To the winner in Germany:
You will have to sign a form from Keysight. Reason of this form:
- Assuring that you are a winner in legal kind. (minimum 18 years old, resident in a eligible country and so on).
- Permission for the public use of your name.
- Notes about the responsibility for taxes and duties. Remenber: This form has to fit for all countries!
Therefor there is written: "[...] responsive for local taxes and duties, if any. [...]".
The magic words: "local" and "if any".
- Further: You have to fill a form (W8BEN or so) for the US department of treasury.
Important: They have to know, that you are not a citizen of the US.
All this is needed from KS because legal and taxation laws.
What´s then going on?
- Keysight sends a new unit from malaysia to your chosen distributor. (It must not be KS Germany. It doesn´t really matter which distributor is used.)
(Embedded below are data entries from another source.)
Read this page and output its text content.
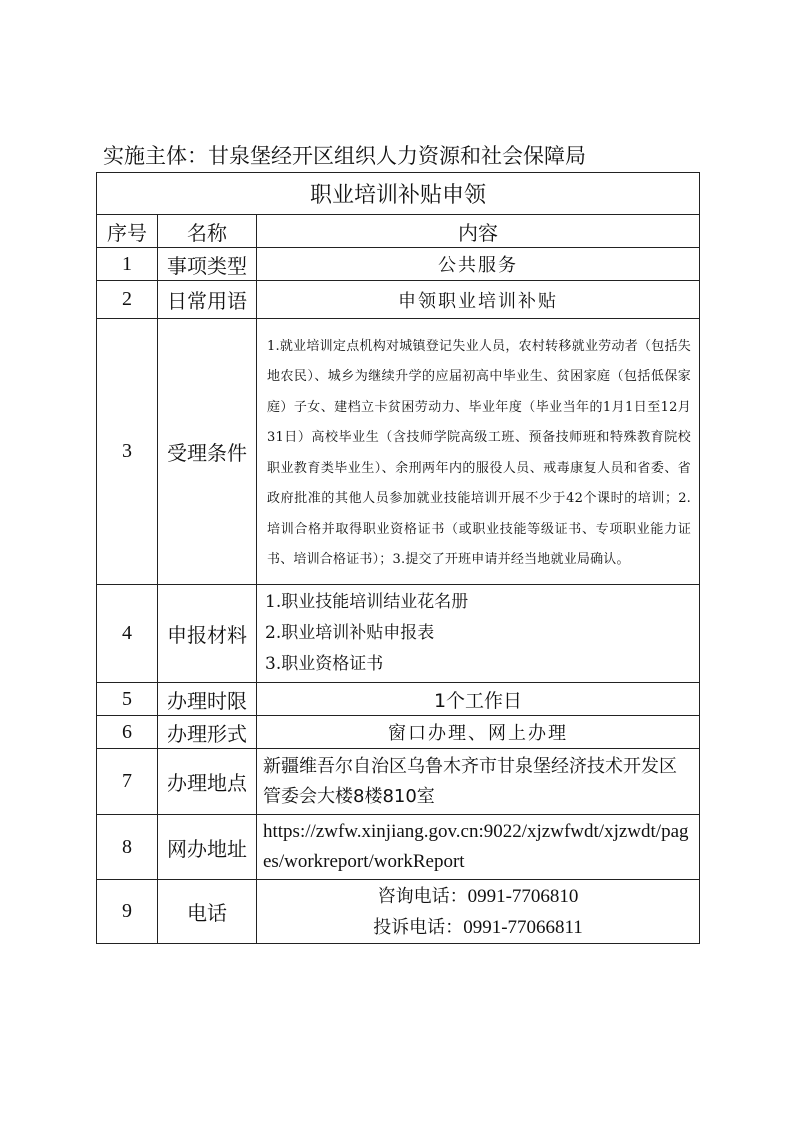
实施主体：甘泉堡经开区组织人力资源和社会保障局
职业培训补贴申领		
序号	名称	内容
1	事项类型	公共服务
2	日常用语	申领职业培训补贴
3	受理条件	1.就业培训定点机构对城镇登记失业人员，农村转移就业劳动者（包括失地农民）、城乡为继续升学的应届初高中毕业生、贫困家庭（包括低保家庭）子女、建档立卡贫困劳动力、毕业年度（毕业当年的1月1日至12月31日）高校毕业生（含技师学院高级工班、预备技师班和特殊教育院校职业教育类毕业生）、余刑两年内的服役人员、戒毒康复人员和省委、省政府批准的其他人员参加就业技能培训开展不少于42个课时的培训；2.培训合格并取得职业资格证书（或职业技能等级证书、专项职业能力证书、培训合格证书）；3.提交了开班申请并经当地就业局确认。

4	申报材料	1.职业技能培训结业花名册
2.职业培训补贴申报表
3.职业资格证书

5	办理时限	1个工作日
6	办理形式	窗口办理、网上办理
7	办理地点	新疆维吾尔自治区乌鲁木齐市甘泉堡经济技术开发区管委会大楼8楼810室

8	网办地址	https://zwfw.xinjiang.gov.cn:9022/xjzwfwdt/xjzwdt/pages/workreport/workReport

9	电话	咨询电话：0991-7706810
投诉电话：0991-77066811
- The distributor pays the VAT at the time of the import, BUT he gets the payed VAT back. Official text:
"However, as far as imports are concerned, VAT must be paid at the moment the goods are imported so they are immediately placed on the same footing as equivalent goods produced in the Community. Taxable people registered for VAT will be allowed to deduct this VAT in their next VAT return."
- There are no duties on oscilloscopes, only one exception: CRT-scopes.
- Further possible taxes (depending of the country): lottery tax, income tax. Both is not the case in Germany.
Also: You get your scope for zero/ null/ nothing/ niente! No US-taxes, no malaysian taxes, no german taxes or duties.
What you want more???
You have only to fill the forms and to wait some days. (They build their scopes in malaysia and need some time for the shipping, you know?)
That´s a quite paradox situation: A winner in the US, winning a scope from an US-company, has worse conditions as a winner in the EU. He has to pay income tax.
A complete different case is the winning of Dave´s dumpster found scopes.
If you are a private person, then there is VAT to pay at the import. Depending of the declared value. Usually together with the handling fees from e.g. FED EX.
Example: Dave declares the value of the "used" scope as 1000 US$. And pays 100 US$ for shipping.
He doesn´t send it to a distributor, he send it direct to you. So, you are the importer.
You have to pay the VAT (e.g. 19%) for the value and the shipping.
In this case: (1000 + 100) * 19% = 209 US$ [the equivalent Euros, of course]
Fed Ex sues you with their fees, too: Additional 25 €. That´s it. Done.
Lowering the declared value lowers the taxes, but the value must be reasonable.
Otherwise will the value estimated from the costums...
And: The declared value ist important for the insurance.
Assuming the worst case: The scope will be lost on the way. Sad... But:
The money from the insurance (+ the money, dedicated for the VAT) allows you to buy a scope, allways.
But, that is not relevant for Germany anymore since Dave made his decision to rule Germany out.
(Probably based on the weird behavior of our new german hero: Sebastian W.)
I´m firmly confident: It´s quite fair to penalize a whole country for one guy, for sure...
Lesson learned: In an international forum are some countries more international than others.